Insomnia—("Naum-Maafi")—is a very common symptom in all Arab population. It is worst in Yemenis. So often dreams ("Halaam") disturb the sleep. The dreams may not be frightening, but are irrelevant. With the result, the patient gets up tired and exhausted.

Nervousness—("Assabiya")—Bahraini women so often would say 'yes' especially if you ask a leading question. Majority of Yemenis would agree to experience nervousness for "no" reason. Formerly I used to wonder whether use of "Qat" had any role to play in the above symptom in Yemenis! But then why should this symptom be heard of in Bahraini women!

Fear—("Khauff") and Anger ("Zalaan") are common "complaints" of Arabs especially Yemenis. I am not sure whether it is due to insecure feeling of Yemenis while serving in Saudi or Qatar. But why in the rest of the Arab population? Ayurvedic pandits of India whould blame their "diet" for this!

Loss of memory—is a common symptom complained of by Yemeni population. There are no positive findings in 'C.N.S. examination'. This symptom can be attributed mainly to severe tension, anxiety and psychoneurois. Loss of memory is mainly of recent events. A Yemeni gets convinced in his mind that his symptom is due to a serious disease. This in turn leads to more tension, more loss of memory and a vicious cycle develops.
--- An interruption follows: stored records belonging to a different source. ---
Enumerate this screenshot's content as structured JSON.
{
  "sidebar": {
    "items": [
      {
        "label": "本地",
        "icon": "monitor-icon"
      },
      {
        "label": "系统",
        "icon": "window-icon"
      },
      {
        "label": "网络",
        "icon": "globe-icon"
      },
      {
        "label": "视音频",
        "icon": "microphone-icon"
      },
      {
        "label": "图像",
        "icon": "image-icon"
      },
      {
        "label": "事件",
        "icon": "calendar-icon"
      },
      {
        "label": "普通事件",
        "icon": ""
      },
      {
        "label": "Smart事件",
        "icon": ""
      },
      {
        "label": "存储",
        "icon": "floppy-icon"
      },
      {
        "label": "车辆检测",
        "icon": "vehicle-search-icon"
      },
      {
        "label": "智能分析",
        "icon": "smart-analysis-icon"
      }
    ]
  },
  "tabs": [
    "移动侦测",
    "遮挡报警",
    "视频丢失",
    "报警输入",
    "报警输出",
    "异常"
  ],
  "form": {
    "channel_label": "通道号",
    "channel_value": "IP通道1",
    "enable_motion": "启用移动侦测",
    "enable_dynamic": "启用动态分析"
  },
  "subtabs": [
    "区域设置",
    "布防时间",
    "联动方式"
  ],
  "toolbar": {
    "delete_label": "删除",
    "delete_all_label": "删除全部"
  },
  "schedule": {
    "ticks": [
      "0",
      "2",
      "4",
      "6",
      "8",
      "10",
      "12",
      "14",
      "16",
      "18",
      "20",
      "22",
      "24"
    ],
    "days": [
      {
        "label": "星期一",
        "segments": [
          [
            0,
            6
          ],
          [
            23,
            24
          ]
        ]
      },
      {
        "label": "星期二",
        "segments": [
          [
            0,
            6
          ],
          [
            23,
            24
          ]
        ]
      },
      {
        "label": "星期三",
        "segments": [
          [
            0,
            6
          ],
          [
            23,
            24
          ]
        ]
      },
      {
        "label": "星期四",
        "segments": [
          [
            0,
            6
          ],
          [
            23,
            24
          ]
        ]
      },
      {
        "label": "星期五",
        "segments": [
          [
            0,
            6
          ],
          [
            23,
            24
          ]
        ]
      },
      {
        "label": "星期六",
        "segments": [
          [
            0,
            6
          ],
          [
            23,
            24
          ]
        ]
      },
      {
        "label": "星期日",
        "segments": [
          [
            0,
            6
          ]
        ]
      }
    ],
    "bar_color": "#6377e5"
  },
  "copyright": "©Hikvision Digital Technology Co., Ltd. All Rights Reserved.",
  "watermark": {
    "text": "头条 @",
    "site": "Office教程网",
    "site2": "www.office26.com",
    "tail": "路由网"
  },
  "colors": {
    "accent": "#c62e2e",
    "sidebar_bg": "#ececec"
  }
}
Sweating of palms and soles—Although most of the Arabs sweat a lot because of the hot climate in their countries, the symptom of sweating ("Arag") of palms and soles is often complained of by a few young Bahraini female patients and sometimes by male Yemeni patients. Often there are other symptoms of autonomic nervous disturbance like cold ("Baraad") hands and feet ("Yad" or "Ad" and "Rijley")

In case of young Bahrainis, they also complain of tremors ("Asaabia"). And if the patients have big prominent eyes, a wrong diagnosis of thyrotoxicosis may be made. The points which would help to exclude this disease are:—

Absence of

  1. symptoms of excessive sweating of the whole body (which cannot be missed in their hot country).
  2. "complaint" of feeling very "hot". in fact most of the Arabs, although they move about in air-conditioned cars etc., they do not like a cold ("Baraad") air-conditioned room!
  3. loss of weight.
  4. Tachycardia
  5. eye signs—when detailed examination is done.
  6. warm and moist palms—which are in fact more often cold and moist especially if your clinic is air-conditioned.
  7. a goitre. Although I must hasten to add that a non-toxic goitre is off and on seen mainly in Bahraini population.